The signings of Alvaro Negredo and Stevan Jovetic at a combined cost of over €50m smacked of desperation following the failure to capture primary targets. These are forwards far inferior to their predecessors Mario Balotelli and Carlos Tevez who departed for just €28m. Brazilian midfielder Fernandinho, at €40m, was also horribly overpriced and only Sevilla winger Jesus Navas at €20m can be regarded as good business. All of City’s arrivals will perform adequately, but a club with the ambitions of challenging for the Champions League must set the bar much higher. Pellegrini’s men are currently light-years behind Bayern and Real Madrid.
AC Milan and Inter need to get their skates on if they are to not only close the gap on Serie A champions Juventus but also slow down the rapid ascent of Napoli and Fiorentina. Milan, having controversially sneaked a Champions League place, have been typically quiet so far.

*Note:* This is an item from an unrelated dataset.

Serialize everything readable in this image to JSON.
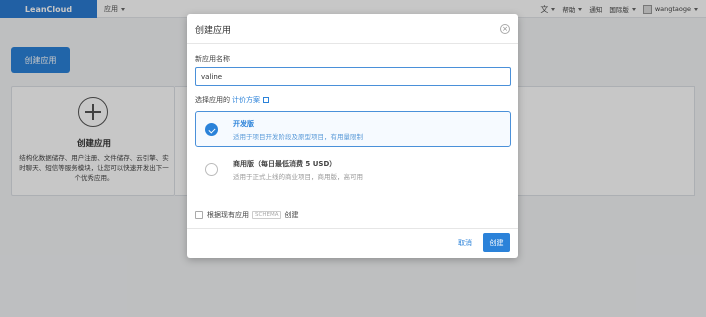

Andrea Poli, Riccardo Saponara and Jherson Vergara all have the potential to be fine acquisitions, but if the Rossoneri are to topple Juve and make an impact in Europe again they need a couple of big-name purchases, particularly in the centre of defence. Vice president Galliani always waits until the end of the market to secure a blue-chip bargain, but this is a risky strategy.
Inter have been far more active than their city cousins as they aim to rebuild a squad that limped to a disastrous ninth-placed finish last season. New coach Walter Mazzarri has renewed optimism but in truth the summer acquisitions offer no guarantees. Experienced arrivals Hugo Campagnaro, Marco Andreolli and Juan Carrizo will add little, while young prospects Ishak Belfodil, Mauro Icardi, Ruben Botta and Diego Laxalt possess an average age of 21. Unless Inter sign a few established names – which may hinge on Massimo Moratti selling a controlling stake to Indonesian investor Erick Thohir – there is little chance of Inter reclaiming a Champions League place.
Malaga were a surprise success in the Champions League last season and were seconds away from reaching the semi-finals, despite a summer of austerity that saw them lose a host of stars, including Santi Cazorla, Jose Rondon and later Nacho Monreal, who joined the former at Arsenal in January.
This summer window has been even more depressing than last year as having already given up their world-class coach Pellegrini, the Andalusians have seen their squad disintegrate through the departures of Isco, Joaquin, Martin Demichelis, Jeremy Toulalan, Julio Baptista, Javier Saviola and many others. With only a few modest names arriving, Malaga will do well to even make it into the top half of La Liga in 2013-14.
The Eredivisie has developed into a feeder league in recent years and has taken some big punches again this summer. Not only did the championship lose five of last year’s top seven goalscorers – Bony, Jozy Altidore, Sanharib Malki, Dries Mertens and Jeremain Lens – high-profile names such as Marco van Ginkel, Leroy Fer, Nacer Chadli and national team captain Kevin Strootman all departed Netherlands too.
The one positive was wonderkid Adam Maher’s decision to reject an overseas transfer in order to continue his development at PSV, but the Eredivisie has no chance of playing a serious role in Europe in 2013-14, epitomised by Utrecht’s embarrassing exit to Luxembourg side Differdange in the second round of Europa League qualifying. This will be another devastating blow for the Dutch coefficient this year as there were 19 better-performing nations in the Champions League and Europa League last season.